Another measure is a contact statement allowing adopted persons to regulate contact if desired—so facilitating adoptees and natural parents to find each other. In Victoria, we had restrictions on releasing the identifying information. Adult adopted people were entitled to receive information only about their origins—which was the name of their birth parents—whereas the new measure will facilitate greater freedom and access to information. There will also be enhanced support for access to specialised counselling to be available not only in metro areas but in rural and regional Victoria. That is exciting, and that shows the benefits of a coalition response in terms of ensuring that all those affected will be able to access specialised counselling. It is not just access to counselling that will be available; the minister announced professional development, specifically around the issue of postadoption psychotherapy so that those who need assistance can get it. They also removed fees. It used to cost people to find out the truth, so that is a welcome addition by the Victorian coalition government.

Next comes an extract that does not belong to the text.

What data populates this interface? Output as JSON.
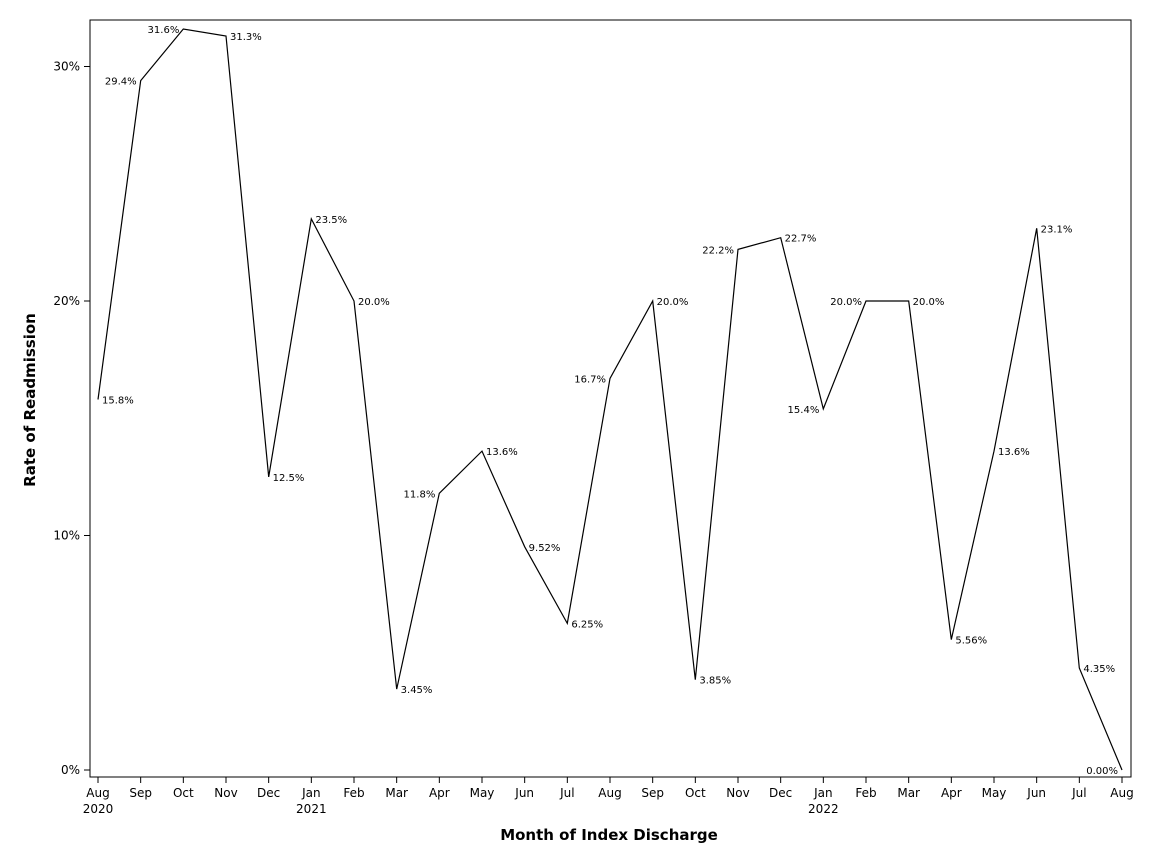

I commend those people who shared their journeys and their experiences with us at a Senate inquiry but also with Minister Wooldridge, the Premier and the Deputy Premier on the day. By speaking out, we uncover that which is hidden, and that is sometimes our role as leaders in the community. The submissions to the Senate inquiry show that it is clear that these experiences are not easy to cope with over time, and sometimes that makes it worse. So I am glad that there is some practical assistance to the people of Victoria.

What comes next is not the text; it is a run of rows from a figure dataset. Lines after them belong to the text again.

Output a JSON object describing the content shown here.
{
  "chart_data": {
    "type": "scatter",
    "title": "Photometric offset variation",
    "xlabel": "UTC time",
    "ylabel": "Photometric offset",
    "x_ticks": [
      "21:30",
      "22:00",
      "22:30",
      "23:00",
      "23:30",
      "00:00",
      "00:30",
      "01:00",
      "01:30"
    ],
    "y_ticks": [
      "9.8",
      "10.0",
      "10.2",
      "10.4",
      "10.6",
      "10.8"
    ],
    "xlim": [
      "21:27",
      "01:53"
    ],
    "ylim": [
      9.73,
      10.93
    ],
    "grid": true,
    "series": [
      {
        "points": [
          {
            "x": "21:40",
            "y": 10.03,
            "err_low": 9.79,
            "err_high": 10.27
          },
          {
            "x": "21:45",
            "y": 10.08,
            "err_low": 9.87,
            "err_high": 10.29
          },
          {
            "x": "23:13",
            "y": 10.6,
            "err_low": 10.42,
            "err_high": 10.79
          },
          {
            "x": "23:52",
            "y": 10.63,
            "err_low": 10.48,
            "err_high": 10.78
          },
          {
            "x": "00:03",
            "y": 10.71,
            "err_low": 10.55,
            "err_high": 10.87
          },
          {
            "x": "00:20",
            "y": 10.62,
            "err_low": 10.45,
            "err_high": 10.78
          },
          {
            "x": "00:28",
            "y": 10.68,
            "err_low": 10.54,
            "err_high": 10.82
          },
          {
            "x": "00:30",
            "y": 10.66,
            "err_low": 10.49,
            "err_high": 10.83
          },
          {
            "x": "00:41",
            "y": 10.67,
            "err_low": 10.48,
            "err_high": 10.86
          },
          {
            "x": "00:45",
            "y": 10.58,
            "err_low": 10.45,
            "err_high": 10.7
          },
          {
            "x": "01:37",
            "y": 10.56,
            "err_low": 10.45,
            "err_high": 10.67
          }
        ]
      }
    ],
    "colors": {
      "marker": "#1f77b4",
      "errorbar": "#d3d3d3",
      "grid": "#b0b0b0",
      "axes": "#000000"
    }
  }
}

One of the reasons I am so proud of my state and the state coalition government is because of the bipartisan approach to the apology. Every party leader stood behind it. Sometimes when we are living in the environment we operate in, our positions can be poles apart, but on this matter all parliamentarians were united, and I think that says a lot about the leadership of not only Minister Wooldridge and Premier Ted Baillieu but all leaders of the party within the Victorian state parliament.